三十一話 科学の悪魔(2)
基地へと戻ると補給を任せて、その間、僕たちは一度現在の戦況の確認に向かった。
臨時通信管制質となった第三作戦室へと入ると隊員たちがあわただしく動き回っていた。部屋の巨大モニターには各戦場の映像が映し出されていた。今のところ戦闘エリアは変わっていないようだ。しかし、一か所だけ砂嵐になっていて戦況が全く分からなくなっている。
「おいおい、こりゃあ高橋副隊長のところだけモニタリングできてないじゃないか」
通信ができなかったことも考えると強力な妨害電波を発生させてこちらに情報が渡らないようにしているのだろう。
「武田!これは何とかできないのか?」
小林隊員が大声で武田隊員に呼びかけた。
「無理だ。あらゆる方法試したは試したんだが、どれも成功しなかった」
「じゃあこっちでも副隊長の状況は把握できていないのか?」
「残念ながらな」
「くっそ!じゃあ補給さっさと済ませていかねえと!」
「焦るな小林。補給が終わるまで休むんだ。今のうちに軽く食べておくぞ。エネルギー補給しておかないと乗り切れないぞ」
「そうっすね。わかりました」
『第三作戦室戦闘隊の皆さん!格納庫の待機室に食事が用意されています。すぐ来て食べてください!』
「ちょうどいいタイミングだ。行くぞ」
僕たちはアナウンス通り待機室に向かった。置いてあったのは牛乳とサンドイッチのみ。だが、これからまた戦いに行くまでの短い時間ではこれくらいしか食べられないし、食べ過ぎれば吐き気を覚えるからこれくらいでいいのだ。
サンドイッチを手に取って口いっぱいに頬張ると牛乳で一気に押し流す。ずしんと井の中に入っていった感触を確かに感じ取れた。
補給作業を進める整備員の姿を見る。とても人数が足りているとは言えない状況であろうに各々が連携をとって素早く作業を進めていく。
「おいそこ!急げよ!何とろとろやってるんだ!」
「すみません!」
「あと10分で補給終わらせるんだ!そんなことじゃ間に合わんぞ!」
作業を指揮するのは整備士長の大貫さんだ。今日はいつにもまして顔が怖い。正確性とスピードを求められる状況で非常に厳しい時間の中での補給作業は彼のような人が的確な指示と注意を出すことで可能にしているのだろう。

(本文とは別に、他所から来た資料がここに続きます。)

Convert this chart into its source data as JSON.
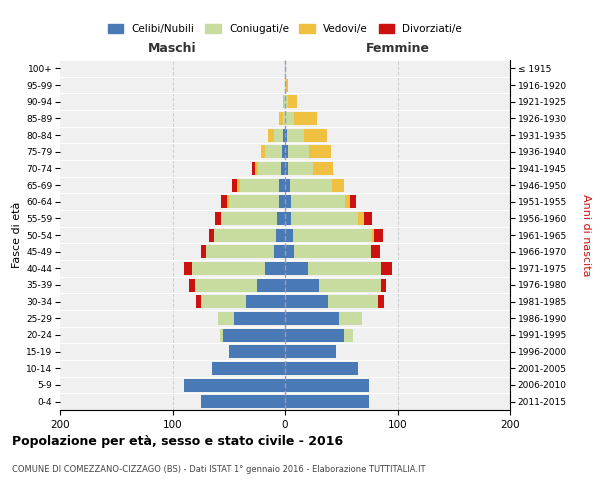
{
  "age_groups": [
    "0-4",
    "5-9",
    "10-14",
    "15-19",
    "20-24",
    "25-29",
    "30-34",
    "35-39",
    "40-44",
    "45-49",
    "50-54",
    "55-59",
    "60-64",
    "65-69",
    "70-74",
    "75-79",
    "80-84",
    "85-89",
    "90-94",
    "95-99",
    "100+"
  ],
  "birth_years": [
    "2011-2015",
    "2006-2010",
    "2001-2005",
    "1996-2000",
    "1991-1995",
    "1986-1990",
    "1981-1985",
    "1976-1980",
    "1971-1975",
    "1966-1970",
    "1961-1965",
    "1956-1960",
    "1951-1955",
    "1946-1950",
    "1941-1945",
    "1936-1940",
    "1931-1935",
    "1926-1930",
    "1921-1925",
    "1916-1920",
    "≤ 1915"
  ],
  "colors": {
    "celibi": "#4a7ab5",
    "coniugati": "#c8dca0",
    "vedovi": "#f0c040",
    "divorziati": "#cc1111"
  },
  "maschi": {
    "celibi": [
      75,
      90,
      65,
      50,
      55,
      45,
      35,
      25,
      18,
      10,
      8,
      7,
      5,
      5,
      4,
      3,
      2,
      0,
      0,
      0,
      0
    ],
    "coniugati": [
      0,
      0,
      0,
      0,
      3,
      15,
      40,
      55,
      65,
      60,
      55,
      50,
      45,
      35,
      20,
      15,
      8,
      2,
      1,
      0,
      0
    ],
    "vedovi": [
      0,
      0,
      0,
      0,
      0,
      0,
      0,
      0,
      0,
      0,
      0,
      0,
      2,
      3,
      3,
      3,
      5,
      3,
      1,
      0,
      0
    ],
    "divorziati": [
      0,
      0,
      0,
      0,
      0,
      0,
      4,
      5,
      7,
      5,
      5,
      5,
      5,
      4,
      2,
      0,
      0,
      0,
      0,
      0,
      0
    ]
  },
  "femmine": {
    "celibi": [
      75,
      75,
      65,
      45,
      52,
      48,
      38,
      30,
      20,
      8,
      7,
      5,
      5,
      4,
      3,
      3,
      2,
      0,
      0,
      0,
      0
    ],
    "coniugati": [
      0,
      0,
      0,
      0,
      8,
      20,
      45,
      55,
      65,
      68,
      70,
      60,
      48,
      38,
      22,
      18,
      15,
      8,
      3,
      1,
      0
    ],
    "vedovi": [
      0,
      0,
      0,
      0,
      0,
      0,
      0,
      0,
      0,
      0,
      2,
      5,
      5,
      10,
      18,
      20,
      20,
      20,
      8,
      2,
      1
    ],
    "divorziati": [
      0,
      0,
      0,
      0,
      0,
      0,
      5,
      5,
      10,
      8,
      8,
      7,
      5,
      0,
      0,
      0,
      0,
      0,
      0,
      0,
      0
    ]
  },
  "title": "Popolazione per età, sesso e stato civile - 2016",
  "subtitle": "COMUNE DI COMEZZANO-CIZZAGO (BS) - Dati ISTAT 1° gennaio 2016 - Elaborazione TUTTITALIA.IT",
  "xlabel_maschi": "Maschi",
  "xlabel_femmine": "Femmine",
  "ylabel_left": "Fasce di età",
  "ylabel_right": "Anni di nascita",
  "xlim": 200,
  "legend_labels": [
    "Celibi/Nubili",
    "Coniugati/e",
    "Vedovi/e",
    "Divorziati/e"
  ],
  "bg_color": "#f0f0f0",
  "grid_color": "#cccccc"
}
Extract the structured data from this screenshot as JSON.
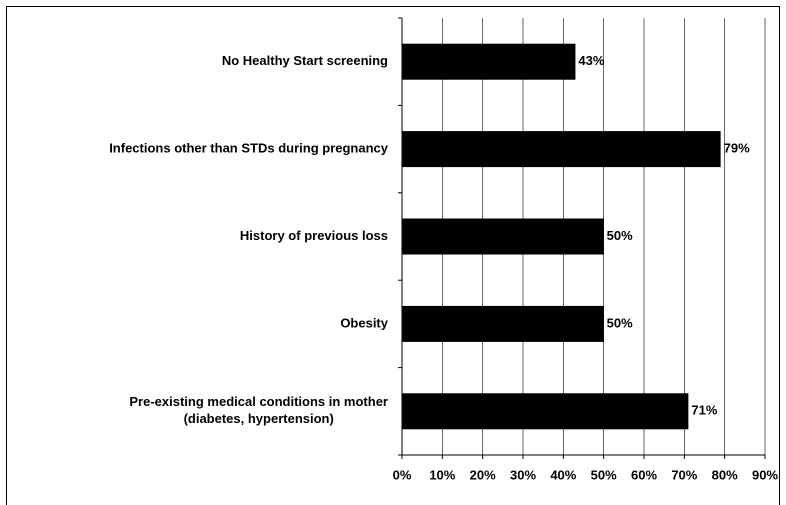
{
  "chart_data": {
    "type": "bar",
    "orientation": "horizontal",
    "categories": [
      "No Healthy Start screening",
      "Infections other than STDs during pregnancy",
      "History of previous loss",
      "Obesity",
      [
        "Pre-existing medical conditions in mother",
        "(diabetes, hypertension)"
      ]
    ],
    "values": [
      43,
      79,
      50,
      50,
      71
    ],
    "value_labels": [
      "43%",
      "79%",
      "50%",
      "50%",
      "71%"
    ],
    "color": "#000000",
    "xlim": [
      0,
      90
    ],
    "xticks": [
      {
        "value": 0,
        "label": "0%"
      },
      {
        "value": 10,
        "label": "10%"
      },
      {
        "value": 20,
        "label": "20%"
      },
      {
        "value": 30,
        "label": "30%"
      },
      {
        "value": 40,
        "label": "40%"
      },
      {
        "value": 50,
        "label": "50%"
      },
      {
        "value": 60,
        "label": "60%"
      },
      {
        "value": 70,
        "label": "70%"
      },
      {
        "value": 80,
        "label": "80%"
      },
      {
        "value": 90,
        "label": "90%"
      }
    ],
    "grid": true
  }
}
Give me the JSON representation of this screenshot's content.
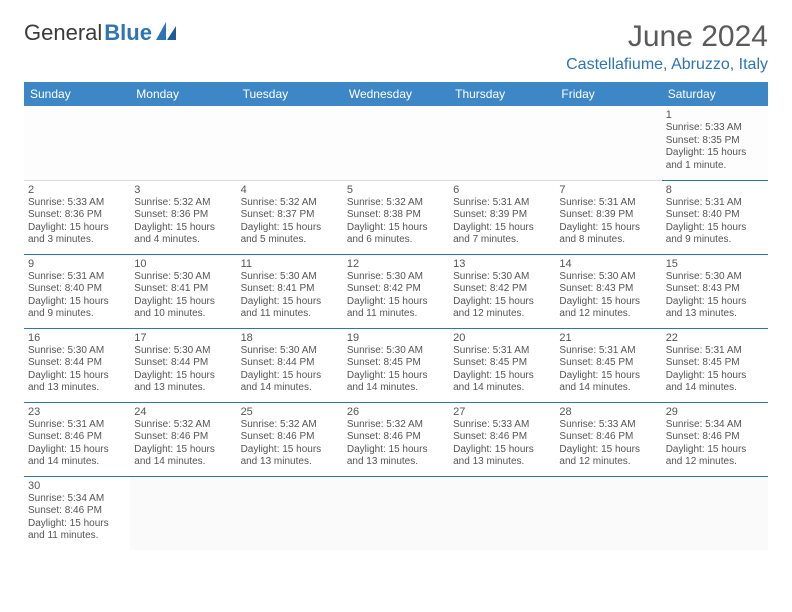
{
  "header": {
    "logo": {
      "part1": "General",
      "part2": "Blue"
    },
    "month_title": "June 2024",
    "location": "Castellafiume, Abruzzo, Italy"
  },
  "weekdays": [
    "Sunday",
    "Monday",
    "Tuesday",
    "Wednesday",
    "Thursday",
    "Friday",
    "Saturday"
  ],
  "colors": {
    "header_bg": "#3d87c7",
    "header_text": "#ffffff",
    "accent": "#2e74b5",
    "text": "#555555",
    "title_text": "#5a5a5a"
  },
  "layout": {
    "columns": 7,
    "rows": 6,
    "first_day_column_index": 6
  },
  "days": [
    {
      "n": 1,
      "sunrise": "5:33 AM",
      "sunset": "8:35 PM",
      "daylight": "15 hours and 1 minute."
    },
    {
      "n": 2,
      "sunrise": "5:33 AM",
      "sunset": "8:36 PM",
      "daylight": "15 hours and 3 minutes."
    },
    {
      "n": 3,
      "sunrise": "5:32 AM",
      "sunset": "8:36 PM",
      "daylight": "15 hours and 4 minutes."
    },
    {
      "n": 4,
      "sunrise": "5:32 AM",
      "sunset": "8:37 PM",
      "daylight": "15 hours and 5 minutes."
    },
    {
      "n": 5,
      "sunrise": "5:32 AM",
      "sunset": "8:38 PM",
      "daylight": "15 hours and 6 minutes."
    },
    {
      "n": 6,
      "sunrise": "5:31 AM",
      "sunset": "8:39 PM",
      "daylight": "15 hours and 7 minutes."
    },
    {
      "n": 7,
      "sunrise": "5:31 AM",
      "sunset": "8:39 PM",
      "daylight": "15 hours and 8 minutes."
    },
    {
      "n": 8,
      "sunrise": "5:31 AM",
      "sunset": "8:40 PM",
      "daylight": "15 hours and 9 minutes."
    },
    {
      "n": 9,
      "sunrise": "5:31 AM",
      "sunset": "8:40 PM",
      "daylight": "15 hours and 9 minutes."
    },
    {
      "n": 10,
      "sunrise": "5:30 AM",
      "sunset": "8:41 PM",
      "daylight": "15 hours and 10 minutes."
    },
    {
      "n": 11,
      "sunrise": "5:30 AM",
      "sunset": "8:41 PM",
      "daylight": "15 hours and 11 minutes."
    },
    {
      "n": 12,
      "sunrise": "5:30 AM",
      "sunset": "8:42 PM",
      "daylight": "15 hours and 11 minutes."
    },
    {
      "n": 13,
      "sunrise": "5:30 AM",
      "sunset": "8:42 PM",
      "daylight": "15 hours and 12 minutes."
    },
    {
      "n": 14,
      "sunrise": "5:30 AM",
      "sunset": "8:43 PM",
      "daylight": "15 hours and 12 minutes."
    },
    {
      "n": 15,
      "sunrise": "5:30 AM",
      "sunset": "8:43 PM",
      "daylight": "15 hours and 13 minutes."
    },
    {
      "n": 16,
      "sunrise": "5:30 AM",
      "sunset": "8:44 PM",
      "daylight": "15 hours and 13 minutes."
    },
    {
      "n": 17,
      "sunrise": "5:30 AM",
      "sunset": "8:44 PM",
      "daylight": "15 hours and 13 minutes."
    },
    {
      "n": 18,
      "sunrise": "5:30 AM",
      "sunset": "8:44 PM",
      "daylight": "15 hours and 14 minutes."
    },
    {
      "n": 19,
      "sunrise": "5:30 AM",
      "sunset": "8:45 PM",
      "daylight": "15 hours and 14 minutes."
    },
    {
      "n": 20,
      "sunrise": "5:31 AM",
      "sunset": "8:45 PM",
      "daylight": "15 hours and 14 minutes."
    },
    {
      "n": 21,
      "sunrise": "5:31 AM",
      "sunset": "8:45 PM",
      "daylight": "15 hours and 14 minutes."
    },
    {
      "n": 22,
      "sunrise": "5:31 AM",
      "sunset": "8:45 PM",
      "daylight": "15 hours and 14 minutes."
    },
    {
      "n": 23,
      "sunrise": "5:31 AM",
      "sunset": "8:46 PM",
      "daylight": "15 hours and 14 minutes."
    },
    {
      "n": 24,
      "sunrise": "5:32 AM",
      "sunset": "8:46 PM",
      "daylight": "15 hours and 14 minutes."
    },
    {
      "n": 25,
      "sunrise": "5:32 AM",
      "sunset": "8:46 PM",
      "daylight": "15 hours and 13 minutes."
    },
    {
      "n": 26,
      "sunrise": "5:32 AM",
      "sunset": "8:46 PM",
      "daylight": "15 hours and 13 minutes."
    },
    {
      "n": 27,
      "sunrise": "5:33 AM",
      "sunset": "8:46 PM",
      "daylight": "15 hours and 13 minutes."
    },
    {
      "n": 28,
      "sunrise": "5:33 AM",
      "sunset": "8:46 PM",
      "daylight": "15 hours and 12 minutes."
    },
    {
      "n": 29,
      "sunrise": "5:34 AM",
      "sunset": "8:46 PM",
      "daylight": "15 hours and 12 minutes."
    },
    {
      "n": 30,
      "sunrise": "5:34 AM",
      "sunset": "8:46 PM",
      "daylight": "15 hours and 11 minutes."
    }
  ],
  "labels": {
    "sunrise_prefix": "Sunrise: ",
    "sunset_prefix": "Sunset: ",
    "daylight_prefix": "Daylight: "
  }
}
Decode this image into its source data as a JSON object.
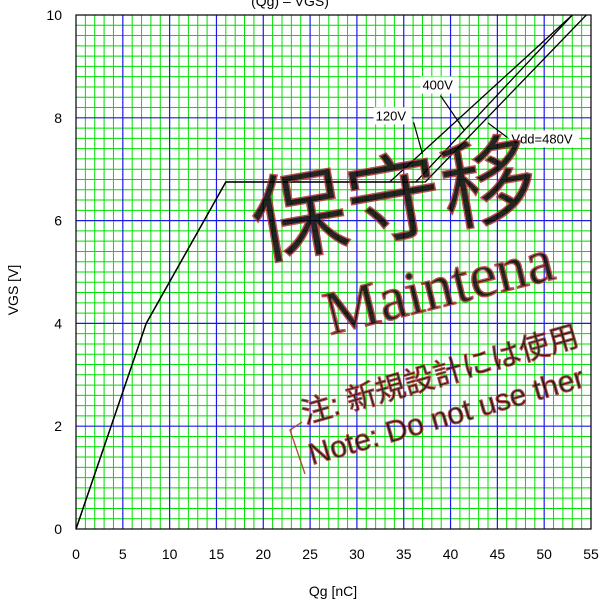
{
  "chart_data": {
    "type": "line",
    "title": "(Qg) – VGS)",
    "xlabel": "Qg [nC]",
    "ylabel": "VGS [V]",
    "xlim": [
      0,
      55
    ],
    "ylim": [
      0,
      10
    ],
    "xticks": [
      "0",
      "5",
      "10",
      "15",
      "20",
      "25",
      "30",
      "35",
      "40",
      "45",
      "50",
      "55"
    ],
    "yticks": [
      "0",
      "2",
      "4",
      "6",
      "8",
      "10"
    ],
    "grid": true,
    "colors": {
      "minor_grid": "#00dd00",
      "major_grid": "#1a1ae6",
      "curve": "#000000",
      "watermark": "#b03030"
    },
    "series": [
      {
        "name": "120V",
        "x": [
          0,
          7.5,
          16,
          33.5,
          53
        ],
        "y": [
          0,
          4.0,
          6.75,
          6.75,
          10.0
        ]
      },
      {
        "name": "400V",
        "x": [
          0,
          7.5,
          16,
          36.3,
          53
        ],
        "y": [
          0,
          4.0,
          6.75,
          6.75,
          10.0
        ]
      },
      {
        "name": "Vdd=480V",
        "x": [
          0,
          7.5,
          16,
          37.3,
          54.5
        ],
        "y": [
          0,
          4.0,
          6.75,
          6.75,
          10.0
        ]
      }
    ],
    "annotations": [
      {
        "text": "120V",
        "x": 32.0,
        "y": 7.95,
        "points_to": {
          "x": 37.0,
          "y": 7.3
        }
      },
      {
        "text": "400V",
        "x": 37.0,
        "y": 8.55,
        "points_to": {
          "x": 41.5,
          "y": 7.75
        }
      },
      {
        "text": "Vdd=480V",
        "x": 46.5,
        "y": 7.5,
        "points_to": {
          "x": 44.0,
          "y": 7.9
        }
      }
    ]
  },
  "watermark": {
    "kanji": "保守移",
    "latin": "Maintena",
    "note_jp": "注: 新規設計には使用",
    "note_en": "Note: Do not use ther"
  }
}
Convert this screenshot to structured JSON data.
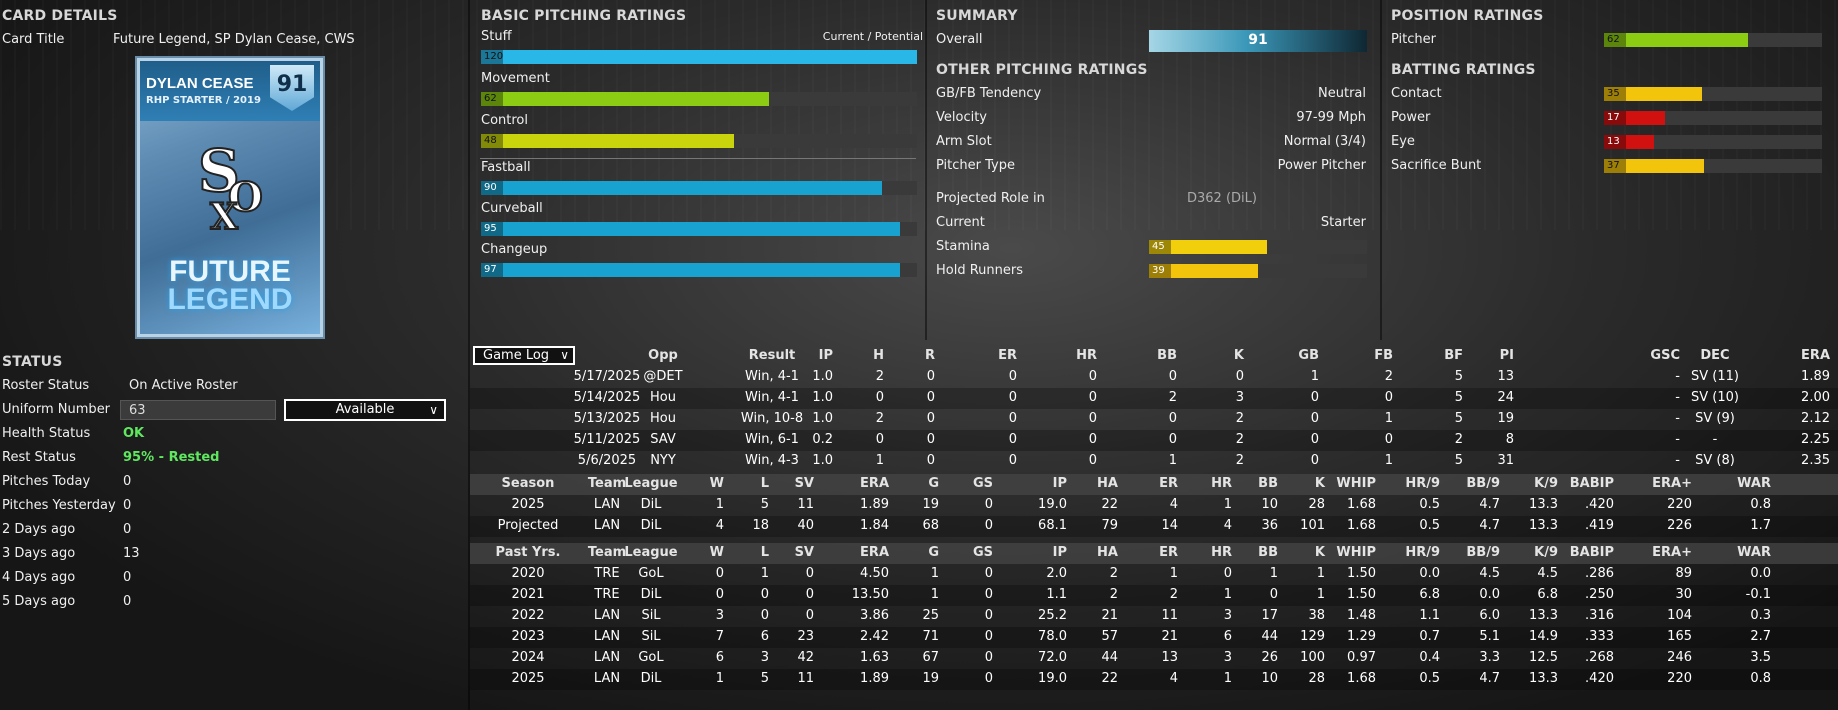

「あと10分って終わるのか?どう思います?山内隊員」
「大貫さんがああいったんだ。無理やりにでも10分で終わらせるだろう。あの人が時間守らないなんてありえない。絶対やると言ったらやってしまう人だよ」
「そうでしょうね。あの姿を見るとそう思います」
「あと10分って言ってたな。今の間にトイレとか済ませておくんだ」
僕は椅子に座って、反町若菜から渡されたメモリを使うか悩んでいた。無制限にオーバードライブモードを使用できるというのはメリットだが、燃料消費や機体の耐久を考えるとどちらにせよ短時間しか戦えないだろう。それまでに反町隆史を討てるかはわからない。もし討てなければこちらがやられる。そう考えるとこのメモリはまだ使うべきではない。反町の用意しているであろう手段を全て看破してからでなければ。それまでは今のまま連携して戦うほうがいい。
僕は立ち上がってヘルメットを被った。出撃の前に緊張感と集中力を高めるためだ。
「そろそろ、乗り込むか」
「そうですね。整備が終わったらすぐに発進できるようにしないと」
僕たちは自分の機体に乗り込んで、計器類のチェックを行った。
『スターライト間宮機、異常はありませんか?』
オペレーターの女性隊員からの通信だ。
「異常なし。オールグリーンです」
『了解!間宮隊員、発進したら最速で高橋副隊長の救援に向かってください』
「了解です」
『先にウィッシュスターを発進させますしばらく待機』
「了解」
ウィッシュスターが格納庫から発進した。しばらくしてまたオペレーターから指示が来た。
『間宮隊員、お待たせしました。発進どうぞ!』
「スターライト。行きます!」
カタパルトで一気に加速し空中に飛び出す。エンジンを一気にふかして高橋副隊長の元へ急いだ。